You went to the bank and they said they would lend you a shocking amount of money. If your first reaction was “how will I pay it back” then follow your gut.

There are first time home buyers that will take everything the bank will lend them and be house poor just for the prestige of living richer than they are. 

The wiser choice is to buy the worst house in the best neighborhood. With some cosmetic work over time you can sell it for a profit and move up to a bigger house without breaking the bank.

11. Keeping Enough Money Aside For Closing Costs, Moving Expenses and Emergencies etc.

You need to do this!

Closing costs can be around 2-5% of the purchase price of the house, so you need to make sure you have enough money to cover this.

Moving expenses can also add up, so it is important to have a budget for this as well. Call and get some quotes so you know what that’s going to cost.

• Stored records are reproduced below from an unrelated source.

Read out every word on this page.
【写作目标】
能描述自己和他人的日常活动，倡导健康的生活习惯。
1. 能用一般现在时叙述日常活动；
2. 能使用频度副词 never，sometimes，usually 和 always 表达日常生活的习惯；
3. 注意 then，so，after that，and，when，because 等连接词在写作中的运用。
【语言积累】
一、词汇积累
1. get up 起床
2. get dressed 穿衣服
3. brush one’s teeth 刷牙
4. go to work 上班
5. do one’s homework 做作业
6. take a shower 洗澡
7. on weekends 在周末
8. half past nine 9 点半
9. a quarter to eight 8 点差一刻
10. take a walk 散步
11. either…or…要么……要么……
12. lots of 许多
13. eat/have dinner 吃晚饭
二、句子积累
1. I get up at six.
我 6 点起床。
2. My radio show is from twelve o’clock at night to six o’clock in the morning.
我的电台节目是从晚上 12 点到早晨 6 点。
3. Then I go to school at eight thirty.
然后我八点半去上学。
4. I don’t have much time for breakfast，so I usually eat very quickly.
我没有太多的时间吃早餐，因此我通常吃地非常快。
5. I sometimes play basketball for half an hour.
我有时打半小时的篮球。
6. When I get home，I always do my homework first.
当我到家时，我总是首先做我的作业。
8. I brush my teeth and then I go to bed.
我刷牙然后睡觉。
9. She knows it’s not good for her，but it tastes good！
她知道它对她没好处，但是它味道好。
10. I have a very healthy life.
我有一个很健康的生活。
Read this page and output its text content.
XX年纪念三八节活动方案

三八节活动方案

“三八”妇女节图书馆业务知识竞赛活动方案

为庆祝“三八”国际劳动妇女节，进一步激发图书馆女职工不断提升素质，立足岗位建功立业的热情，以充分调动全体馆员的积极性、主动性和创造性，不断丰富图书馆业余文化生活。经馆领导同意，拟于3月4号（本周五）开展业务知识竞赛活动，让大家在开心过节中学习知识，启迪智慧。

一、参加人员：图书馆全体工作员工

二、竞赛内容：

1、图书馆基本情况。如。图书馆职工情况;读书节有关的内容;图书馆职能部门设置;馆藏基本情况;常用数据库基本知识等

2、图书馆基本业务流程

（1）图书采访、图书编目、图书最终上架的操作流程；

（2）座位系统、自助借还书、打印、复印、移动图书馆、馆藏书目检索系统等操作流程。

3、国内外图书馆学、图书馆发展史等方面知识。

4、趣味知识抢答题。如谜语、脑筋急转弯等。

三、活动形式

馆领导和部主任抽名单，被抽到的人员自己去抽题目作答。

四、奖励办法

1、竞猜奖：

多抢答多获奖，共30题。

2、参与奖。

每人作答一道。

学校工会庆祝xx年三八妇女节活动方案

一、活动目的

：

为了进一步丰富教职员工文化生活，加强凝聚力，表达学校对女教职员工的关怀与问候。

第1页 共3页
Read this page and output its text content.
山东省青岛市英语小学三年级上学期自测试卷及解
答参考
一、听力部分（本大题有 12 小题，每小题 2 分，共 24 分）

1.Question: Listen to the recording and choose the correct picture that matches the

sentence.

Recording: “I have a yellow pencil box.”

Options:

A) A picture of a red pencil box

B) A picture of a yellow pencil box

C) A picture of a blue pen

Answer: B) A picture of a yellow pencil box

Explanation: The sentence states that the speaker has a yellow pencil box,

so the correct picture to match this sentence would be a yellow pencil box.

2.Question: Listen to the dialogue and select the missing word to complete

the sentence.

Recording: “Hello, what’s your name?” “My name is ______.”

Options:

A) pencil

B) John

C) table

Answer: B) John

Lastly, you need to have some money set aside for emergencies, as you never know what might happen when you move into a house.

12. Not Getting A Home Inspection

Of all the things you can do to protect yourself this is #1 on the list. You would only skip a home inspection if you are buying an old house to tear down. 

Hiring a professional home inspector is the best way to protect yourself when buying a home. 

They are trained to spot potential problems and will take pictures in hard to get at areas that could be cause for concern to check for things like mold and rot. 

If there are any issues with the home after you purchase it, you will have documentation from the home inspection to back up your claim when you go to court.

Final Thoughts

Do your research. 

There are a lot of things to consider when you are a first time home buyer, and things can sometimes go wrong. 

A good Realtor® can be worth their weight in gold, as they will deal with all appointments and paperwork, and can be critical if an issue arises.

A good mortgage broker will get you the best financing and keep you from making poor or rash decisions.

A good home inspector will protect your investment. A home is the most expensive thing you will ever buy. It would be heartbreaking if something went wrong after you moved in.